Além de estar raramente presente nos estádios como olheiro para assistir aos jogos da Bundesliga para a Euro, Löw atingiu o ápice da teimosia, no entendimento da maioria da torcida: um dos melhores meio-campistas da Europa foi "transferido" para lateral ou ala pela direita. Além de visivelmente desconfortável com a posição, Joshua Kimmich ficou longe do nível de performance de quando joga em sua rotineira posição ao lado de Leon Goretzka, colega de seleção e do Bayern.

Em coletiva de imprensa durante a Euro, em estilo "sincerão", Kimmich declarou que na lateral não ficava "muito envolvido no jogo". Era mais uma evidência pública de que o canal de comunicação entre técnico e jogadores não estava funcionando.

Outro plano tático não pensado até o final foi trazer o veterano Mats Hummels de volta à defesa, porém sem mudar o esquema tático para minimizar o déficit de velocidade que o campeão de 2014 hoje apresenta.

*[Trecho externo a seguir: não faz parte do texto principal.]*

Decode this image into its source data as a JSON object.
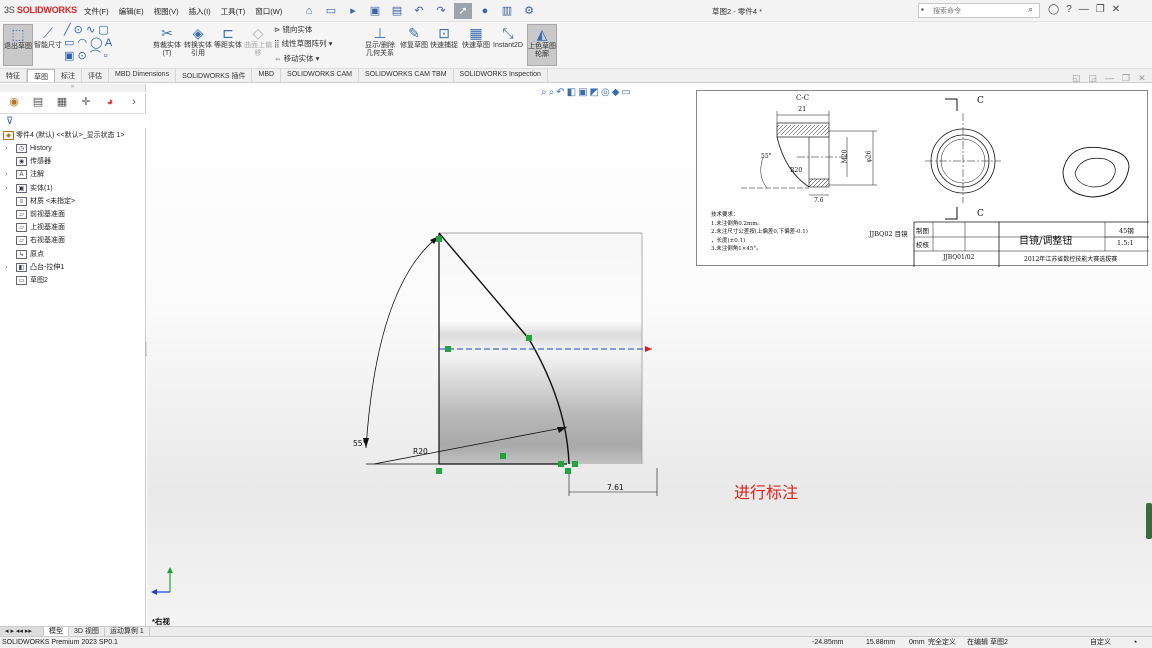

Mesmo chegando cheio com moral depois de ter vencido a Liga dos Campeões com o Chelsea, Antonio Rüdiger pareceu ser um jogador aquém do que a seleção necessitava. O técnico decidiu abdicar da experiência e rapidez de um Jérôme Boateng, que no Bayern formou por bom tempo com Hummels a "parede". Löw descartou a receita de sucesso dos anos anteriores e não agradou.

A Alemanha sofreu pelo menos um gol nos quatro jogos que fez na Eurocopa, o que exibe as mazelas de uma defesa outrora exaltada e que foi um pilar do sucesso em campos brasileiros há sete anos.

UEFA/UEFA via Getty Images

Adeus em poucas palavras

Até mesmo em sua última entrevista como treinador Löw se manteve fiel ao seu discurso monossilábico e vazio: "Foram semanas intensas. Eu tinha absoluta confiança nessa equipe. Sinto muito pela decepção que causamos aos nossos torcedores. É minha responsabilidade, sem rodeio algum", concluiu.

O analista esportivo Marcel Reif, do portal Bild, não economizou em severa crítica: "Ele queria salvar a sua pele, sair do torneio com uma boa performance, mas que o time não teria sido sua prioridade".

Outra falha que se delineou, especialmente depois de 2018, foi a falta de jogadores com personalidade e carisma, líderes dentro do campo como outrora fora Bastian Schweinsteiger. Também personalidades fortes como o carioca de nascimento Kevin Kuranyi, Sandro Wagner e Kevin Grosskreutz foram banidos ou boicotados, por terem o perfil de garotos selvagens e cabeça própria para criticar o treinador.

O que se vislumbrou no fim na partida coma Inglaterra foi uma equipe sem líder, sem gana para vencer e sob o comando de um técnico exausto e com problemas de gestão de vestiário.

Sascha Steinbach/Bongarts/Getty Images

Começar de novo

Vencedor da Liga dos Campeões de 2020, em campanha marcada por um 8 a 2 no Barcelona de Messi, o sucessor Hansi Flick chega com muita moral, esbanjando frescor e disposição.

O brasileiro Elber, que acompanha de perto a trajetória do Bayern, se mostrou confiante com a chegada de Flick, ex-assistente de Joachim Löw: "É um treinador que entende muito bem do vestiário, conversa bastante com seus jogadores. Eu acredito e confio no trabalho dele: é uma pessoa muito positiva, que fala olhando no teu olho. Com esse estilo, ele vai conseguir grandes conquistas".

Um dos comentários nas redes sociais depois do fim do jogo com os ingleses resume o alívio que paira no ar. "O melhor de tudo é que Löw finalmente vai embora", escreveu a usuária Birgit Keller, usando a hashtag oficial do jogo.

O capítulo da "novela" Löw se encerra com aparente três anos de atraso e em comunicado em divulgado no último dia 2 de julho. No mesmo momento, o ídolo Toni Kross também anunciou sua aposentadoria da seleção. Portanto, uma nova Alemanha precisará dar as caras no Mundial do ano que vem.

Löw e a chanceler Angela Merkel dividem similaridades: os dois perderam o trem que os possibilitava partir de cabeça erguida e estipular o momento do fim, sem aquela sensação de que já vão tarde e carregando o gosto amargo de tantas coisinhas miúdas. Em setembro próximo, depois de 16 anos, termina a "Era Merkel". Depois de tempos de letargia no futebol e na política, as portas na Alemanha, enfim, se abrem para o futuro.